The work file is temporary and will only be saved for the current analysis. A limitation of creating a work file is that you will have to re-run the code again each time you use the data if you made any changes to the file (i.e. create recoded variables). However, some benefits to creating a work file are that it will not take up as much space on your computer and the procedures often run faster. Another benefit to saving a permanent data file is that the cleaned, recoded and organized analytic dataset is saved and available for running analyses again after your study is completed. Box 4.4 provides SAS coding for creating a new work file from a permanent data file and a permanent data file from a work file. The permanent file includes a libname in front of the temporary file name (e.g. NHIS.ch4_file1 (permanent) vs. ch4_file (work)).

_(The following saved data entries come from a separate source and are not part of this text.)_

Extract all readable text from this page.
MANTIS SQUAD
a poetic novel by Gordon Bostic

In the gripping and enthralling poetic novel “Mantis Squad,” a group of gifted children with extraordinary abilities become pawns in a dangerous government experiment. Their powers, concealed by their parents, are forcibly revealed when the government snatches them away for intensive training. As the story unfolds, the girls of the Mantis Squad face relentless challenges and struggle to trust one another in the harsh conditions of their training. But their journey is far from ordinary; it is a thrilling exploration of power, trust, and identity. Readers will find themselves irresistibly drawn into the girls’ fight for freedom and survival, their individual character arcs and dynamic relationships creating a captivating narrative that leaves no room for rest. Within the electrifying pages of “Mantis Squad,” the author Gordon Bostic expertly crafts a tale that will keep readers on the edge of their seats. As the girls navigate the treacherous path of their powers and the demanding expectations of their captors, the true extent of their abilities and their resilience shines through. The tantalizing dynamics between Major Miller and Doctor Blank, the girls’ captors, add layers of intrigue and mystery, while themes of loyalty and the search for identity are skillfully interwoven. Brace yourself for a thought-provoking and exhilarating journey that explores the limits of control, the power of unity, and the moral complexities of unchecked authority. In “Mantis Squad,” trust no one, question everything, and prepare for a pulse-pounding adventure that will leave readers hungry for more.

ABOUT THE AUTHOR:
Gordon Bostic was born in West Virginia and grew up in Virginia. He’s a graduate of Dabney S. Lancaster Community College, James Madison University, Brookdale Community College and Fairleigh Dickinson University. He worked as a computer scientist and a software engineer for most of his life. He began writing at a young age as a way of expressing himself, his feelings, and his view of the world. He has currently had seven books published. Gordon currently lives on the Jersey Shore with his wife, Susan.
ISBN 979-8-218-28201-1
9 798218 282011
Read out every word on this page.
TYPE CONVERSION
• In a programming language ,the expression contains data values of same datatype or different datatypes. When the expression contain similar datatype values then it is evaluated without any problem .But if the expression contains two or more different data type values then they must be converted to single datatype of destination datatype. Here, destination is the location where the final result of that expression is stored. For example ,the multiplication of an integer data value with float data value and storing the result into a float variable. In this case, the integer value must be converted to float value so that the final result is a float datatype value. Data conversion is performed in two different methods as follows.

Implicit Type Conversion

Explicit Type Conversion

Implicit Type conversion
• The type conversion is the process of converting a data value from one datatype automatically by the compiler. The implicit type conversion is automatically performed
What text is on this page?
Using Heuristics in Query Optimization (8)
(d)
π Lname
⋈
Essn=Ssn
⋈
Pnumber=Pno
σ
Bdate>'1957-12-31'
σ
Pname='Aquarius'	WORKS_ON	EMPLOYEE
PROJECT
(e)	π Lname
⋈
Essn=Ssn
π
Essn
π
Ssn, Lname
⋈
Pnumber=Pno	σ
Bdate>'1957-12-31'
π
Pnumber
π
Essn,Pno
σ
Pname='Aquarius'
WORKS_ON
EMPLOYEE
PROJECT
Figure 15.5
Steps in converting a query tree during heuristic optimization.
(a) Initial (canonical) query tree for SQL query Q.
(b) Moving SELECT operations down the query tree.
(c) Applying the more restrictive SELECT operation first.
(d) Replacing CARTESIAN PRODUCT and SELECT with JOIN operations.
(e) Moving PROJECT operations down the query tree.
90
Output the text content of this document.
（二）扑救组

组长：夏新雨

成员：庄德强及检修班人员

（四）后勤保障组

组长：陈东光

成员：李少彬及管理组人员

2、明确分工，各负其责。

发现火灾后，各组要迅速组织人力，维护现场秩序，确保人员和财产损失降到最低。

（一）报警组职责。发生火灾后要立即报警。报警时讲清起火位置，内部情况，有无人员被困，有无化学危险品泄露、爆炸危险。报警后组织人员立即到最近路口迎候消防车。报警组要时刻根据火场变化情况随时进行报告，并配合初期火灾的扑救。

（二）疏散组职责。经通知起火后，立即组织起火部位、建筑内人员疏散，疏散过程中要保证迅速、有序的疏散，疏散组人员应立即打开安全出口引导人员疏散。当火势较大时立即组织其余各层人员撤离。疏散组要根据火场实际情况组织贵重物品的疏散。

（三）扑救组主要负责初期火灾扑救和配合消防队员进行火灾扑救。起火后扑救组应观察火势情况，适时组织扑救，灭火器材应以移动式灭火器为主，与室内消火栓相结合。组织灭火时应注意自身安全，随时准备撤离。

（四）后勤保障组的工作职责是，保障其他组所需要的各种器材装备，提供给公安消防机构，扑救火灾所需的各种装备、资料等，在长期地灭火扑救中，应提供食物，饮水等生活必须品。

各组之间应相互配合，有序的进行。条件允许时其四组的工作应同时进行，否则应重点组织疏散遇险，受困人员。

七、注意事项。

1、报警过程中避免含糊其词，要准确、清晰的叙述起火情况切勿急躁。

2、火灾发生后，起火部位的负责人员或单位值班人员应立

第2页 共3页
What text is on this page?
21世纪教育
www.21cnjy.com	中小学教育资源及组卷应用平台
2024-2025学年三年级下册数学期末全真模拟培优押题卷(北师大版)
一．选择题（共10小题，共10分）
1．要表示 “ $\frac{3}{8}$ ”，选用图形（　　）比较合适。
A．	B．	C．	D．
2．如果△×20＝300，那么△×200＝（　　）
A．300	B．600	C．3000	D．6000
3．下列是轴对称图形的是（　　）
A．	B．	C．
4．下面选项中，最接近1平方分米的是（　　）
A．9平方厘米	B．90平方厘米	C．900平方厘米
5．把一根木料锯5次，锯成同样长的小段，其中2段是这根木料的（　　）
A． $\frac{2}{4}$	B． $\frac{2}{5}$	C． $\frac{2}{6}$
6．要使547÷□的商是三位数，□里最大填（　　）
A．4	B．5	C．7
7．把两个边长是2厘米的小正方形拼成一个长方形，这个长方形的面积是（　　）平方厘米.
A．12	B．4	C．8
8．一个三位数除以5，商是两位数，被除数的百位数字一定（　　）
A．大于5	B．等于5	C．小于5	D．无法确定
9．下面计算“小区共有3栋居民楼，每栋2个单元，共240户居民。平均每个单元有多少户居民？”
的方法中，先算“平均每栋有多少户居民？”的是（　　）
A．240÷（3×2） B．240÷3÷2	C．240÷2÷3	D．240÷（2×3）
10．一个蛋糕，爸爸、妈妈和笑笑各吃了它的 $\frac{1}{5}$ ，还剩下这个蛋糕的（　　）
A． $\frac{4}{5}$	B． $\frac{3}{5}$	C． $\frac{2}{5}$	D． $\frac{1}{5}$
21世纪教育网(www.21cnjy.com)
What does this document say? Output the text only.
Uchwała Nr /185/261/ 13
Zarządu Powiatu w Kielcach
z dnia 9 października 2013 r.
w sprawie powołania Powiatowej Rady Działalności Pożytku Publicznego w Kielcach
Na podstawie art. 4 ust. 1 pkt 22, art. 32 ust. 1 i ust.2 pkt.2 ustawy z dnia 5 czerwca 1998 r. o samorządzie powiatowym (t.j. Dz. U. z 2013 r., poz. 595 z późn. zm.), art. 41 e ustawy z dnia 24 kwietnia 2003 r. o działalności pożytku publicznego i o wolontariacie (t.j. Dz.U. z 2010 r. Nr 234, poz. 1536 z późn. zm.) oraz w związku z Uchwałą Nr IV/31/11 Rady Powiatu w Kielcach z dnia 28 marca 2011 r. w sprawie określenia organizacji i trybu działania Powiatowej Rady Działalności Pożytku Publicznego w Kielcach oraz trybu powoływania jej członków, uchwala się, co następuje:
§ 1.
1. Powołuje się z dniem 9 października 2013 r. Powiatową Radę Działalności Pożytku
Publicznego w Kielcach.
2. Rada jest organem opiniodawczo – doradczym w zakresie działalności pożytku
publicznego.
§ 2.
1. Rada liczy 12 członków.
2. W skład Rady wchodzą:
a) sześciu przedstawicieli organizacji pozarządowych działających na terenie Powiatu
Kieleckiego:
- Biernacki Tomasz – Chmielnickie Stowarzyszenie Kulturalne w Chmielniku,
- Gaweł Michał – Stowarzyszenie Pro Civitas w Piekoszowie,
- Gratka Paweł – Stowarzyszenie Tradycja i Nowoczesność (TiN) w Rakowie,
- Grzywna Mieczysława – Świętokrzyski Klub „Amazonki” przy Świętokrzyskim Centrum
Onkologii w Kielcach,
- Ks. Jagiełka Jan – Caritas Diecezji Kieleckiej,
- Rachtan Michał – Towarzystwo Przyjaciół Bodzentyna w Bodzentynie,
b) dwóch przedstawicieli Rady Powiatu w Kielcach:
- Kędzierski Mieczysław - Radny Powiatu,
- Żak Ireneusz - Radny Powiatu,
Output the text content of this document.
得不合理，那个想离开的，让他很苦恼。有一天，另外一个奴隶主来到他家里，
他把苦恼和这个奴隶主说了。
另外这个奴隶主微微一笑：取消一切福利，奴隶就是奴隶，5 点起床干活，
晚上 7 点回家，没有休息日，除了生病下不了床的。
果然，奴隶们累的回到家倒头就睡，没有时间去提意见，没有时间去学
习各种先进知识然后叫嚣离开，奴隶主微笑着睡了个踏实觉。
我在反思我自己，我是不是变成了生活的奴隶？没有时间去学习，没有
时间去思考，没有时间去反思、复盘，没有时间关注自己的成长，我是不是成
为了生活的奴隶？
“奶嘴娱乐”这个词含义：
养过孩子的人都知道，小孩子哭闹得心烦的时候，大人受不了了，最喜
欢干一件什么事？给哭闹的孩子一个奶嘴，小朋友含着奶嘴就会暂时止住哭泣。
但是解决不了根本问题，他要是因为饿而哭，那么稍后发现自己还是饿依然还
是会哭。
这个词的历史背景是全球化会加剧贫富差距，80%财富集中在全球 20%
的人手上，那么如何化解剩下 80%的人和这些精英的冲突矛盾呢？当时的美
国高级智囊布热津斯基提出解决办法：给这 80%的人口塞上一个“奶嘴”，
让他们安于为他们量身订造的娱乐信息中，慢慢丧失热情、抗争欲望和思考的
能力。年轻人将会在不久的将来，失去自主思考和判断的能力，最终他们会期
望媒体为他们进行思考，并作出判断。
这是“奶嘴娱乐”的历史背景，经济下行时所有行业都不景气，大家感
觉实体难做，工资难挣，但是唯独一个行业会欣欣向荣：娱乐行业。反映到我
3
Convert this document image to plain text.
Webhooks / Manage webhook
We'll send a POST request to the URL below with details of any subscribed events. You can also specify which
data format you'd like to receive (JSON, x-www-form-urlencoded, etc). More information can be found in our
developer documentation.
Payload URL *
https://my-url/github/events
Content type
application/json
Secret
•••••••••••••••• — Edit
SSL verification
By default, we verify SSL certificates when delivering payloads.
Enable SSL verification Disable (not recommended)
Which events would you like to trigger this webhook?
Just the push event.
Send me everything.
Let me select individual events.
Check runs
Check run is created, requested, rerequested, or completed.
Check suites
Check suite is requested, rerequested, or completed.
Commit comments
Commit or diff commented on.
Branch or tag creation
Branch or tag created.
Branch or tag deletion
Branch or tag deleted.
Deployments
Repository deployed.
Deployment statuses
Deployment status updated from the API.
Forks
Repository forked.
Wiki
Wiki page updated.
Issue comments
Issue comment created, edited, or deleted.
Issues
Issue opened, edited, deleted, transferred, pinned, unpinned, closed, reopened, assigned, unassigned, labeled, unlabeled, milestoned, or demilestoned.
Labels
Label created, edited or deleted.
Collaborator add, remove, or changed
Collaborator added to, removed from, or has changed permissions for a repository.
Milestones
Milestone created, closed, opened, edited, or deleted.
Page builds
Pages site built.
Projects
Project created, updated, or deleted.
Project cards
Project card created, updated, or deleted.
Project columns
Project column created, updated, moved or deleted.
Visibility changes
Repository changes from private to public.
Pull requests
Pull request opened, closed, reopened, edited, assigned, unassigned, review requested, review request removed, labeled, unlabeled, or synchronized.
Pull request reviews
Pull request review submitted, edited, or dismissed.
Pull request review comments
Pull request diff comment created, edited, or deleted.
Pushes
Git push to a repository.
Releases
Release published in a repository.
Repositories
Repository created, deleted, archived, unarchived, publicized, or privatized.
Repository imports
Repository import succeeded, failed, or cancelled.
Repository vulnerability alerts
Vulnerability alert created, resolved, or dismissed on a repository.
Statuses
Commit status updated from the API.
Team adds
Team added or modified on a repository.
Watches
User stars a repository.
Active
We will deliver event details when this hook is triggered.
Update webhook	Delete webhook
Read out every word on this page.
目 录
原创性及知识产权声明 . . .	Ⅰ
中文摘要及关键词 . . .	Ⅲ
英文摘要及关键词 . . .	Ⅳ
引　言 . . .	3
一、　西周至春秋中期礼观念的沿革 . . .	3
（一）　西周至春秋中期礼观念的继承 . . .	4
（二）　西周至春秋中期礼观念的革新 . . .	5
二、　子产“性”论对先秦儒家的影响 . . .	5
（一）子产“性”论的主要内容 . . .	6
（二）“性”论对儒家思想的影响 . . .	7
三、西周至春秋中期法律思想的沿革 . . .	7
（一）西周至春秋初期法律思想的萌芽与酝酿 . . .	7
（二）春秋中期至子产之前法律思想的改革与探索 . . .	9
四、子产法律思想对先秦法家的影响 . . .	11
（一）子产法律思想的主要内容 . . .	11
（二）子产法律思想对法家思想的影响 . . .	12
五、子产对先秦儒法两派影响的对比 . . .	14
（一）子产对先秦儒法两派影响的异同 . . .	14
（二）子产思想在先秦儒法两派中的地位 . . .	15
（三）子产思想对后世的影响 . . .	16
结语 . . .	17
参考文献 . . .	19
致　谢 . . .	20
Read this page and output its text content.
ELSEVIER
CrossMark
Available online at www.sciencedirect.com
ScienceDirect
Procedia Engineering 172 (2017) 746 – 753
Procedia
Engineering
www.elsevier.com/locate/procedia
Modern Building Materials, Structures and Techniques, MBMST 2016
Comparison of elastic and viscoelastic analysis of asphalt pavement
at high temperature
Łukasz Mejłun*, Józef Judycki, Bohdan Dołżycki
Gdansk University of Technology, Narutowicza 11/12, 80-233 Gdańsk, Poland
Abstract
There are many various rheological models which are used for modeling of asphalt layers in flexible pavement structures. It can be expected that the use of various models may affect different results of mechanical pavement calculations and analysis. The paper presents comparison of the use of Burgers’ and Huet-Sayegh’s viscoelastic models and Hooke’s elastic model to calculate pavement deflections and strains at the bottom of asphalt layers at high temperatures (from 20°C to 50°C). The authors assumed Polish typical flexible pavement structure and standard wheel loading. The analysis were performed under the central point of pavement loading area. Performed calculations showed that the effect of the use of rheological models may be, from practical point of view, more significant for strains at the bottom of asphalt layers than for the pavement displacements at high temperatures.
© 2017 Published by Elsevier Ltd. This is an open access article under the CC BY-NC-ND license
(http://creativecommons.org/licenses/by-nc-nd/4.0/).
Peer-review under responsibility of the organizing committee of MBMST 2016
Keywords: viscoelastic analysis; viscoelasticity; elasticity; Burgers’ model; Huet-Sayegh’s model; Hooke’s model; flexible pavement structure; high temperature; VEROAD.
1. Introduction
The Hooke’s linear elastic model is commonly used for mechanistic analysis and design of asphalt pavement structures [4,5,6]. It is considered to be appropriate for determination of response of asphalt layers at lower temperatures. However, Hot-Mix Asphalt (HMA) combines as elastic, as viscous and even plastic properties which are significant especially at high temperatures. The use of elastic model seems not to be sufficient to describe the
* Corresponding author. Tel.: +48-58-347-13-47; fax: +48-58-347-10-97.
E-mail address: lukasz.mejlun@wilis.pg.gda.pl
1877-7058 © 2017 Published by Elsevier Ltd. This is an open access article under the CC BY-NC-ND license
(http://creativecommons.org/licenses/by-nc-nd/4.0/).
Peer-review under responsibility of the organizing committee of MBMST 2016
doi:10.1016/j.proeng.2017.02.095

Box 4.4. SAS programming statements to create work and permanent analytic datasets

SAS programming statements to create work and permanent analytic datasets

4.3 Common Statistical Tests

Prior to choosing the type of statistical test you must know the type of data collected and the variables you will use to answer your research questions and fulfil your objectives. You must know whether the data are continuous or categorical and specify the independent, dependent, and other contributing variables that will be included in the analysis.

4.3.1 Types of Data

 Secondary data sources can include continuous and categorical variables. Continuous variables are numeric responses and can be ratio (with a meaningful zero, such as height) or interval (without a meaningful zero, such as temperature). Continuous responses may be subjective (e.g. self-reported), objective (e.g. clinically measured) or both measurements. Categorical variables include nominal and ordinal responses. Nominal responses include categories that do not have a more or less than relationship. A nominal variable for the example used in this chapter is “REGION.” The US region where an individual resides includes the following values: 1=Northeast; 2=Midwest; 3=South; or 4=West. An individual who lives in the West region is not any better than someone who lives in the South region. Binary, also referred to as dichotomous, responses represent variables with only two options. A binary variable for the example used in this chapter is “SEX.” The sex of each individual is represented as 1=male and 2=female. There is no more or less than relationship between males and females. Each measure of HIT use can also be represented as a binary variable once the responses for 7=Refused, 8=Not Ascertained, and 9=Don’t Know are removed/made missing. Each recoded variable for HIT use with 1=Yes and 0=No responses will then be binary/dichotomous. Ordinal or ranked variables represent data that have a more or less than relationship. Variables must include at least three categories. An ordinal variable for the example in this chapter can be created by adding up all of the HIT uses of participants to determine the total number of HIT uses (0=Does not use any health information technology to 4=Use the internet to look up information, fill prescriptions, schedule appointments, and communicate with a health care provider by email). Other common examples of ordinal variables are Likert scales of agreement (1=strongly disagree to 5=strongly agree) and smoking status (0=never, 1=former, 2=current). An overview of the types of data used for research using national health surveys is provided in Figure 4.1.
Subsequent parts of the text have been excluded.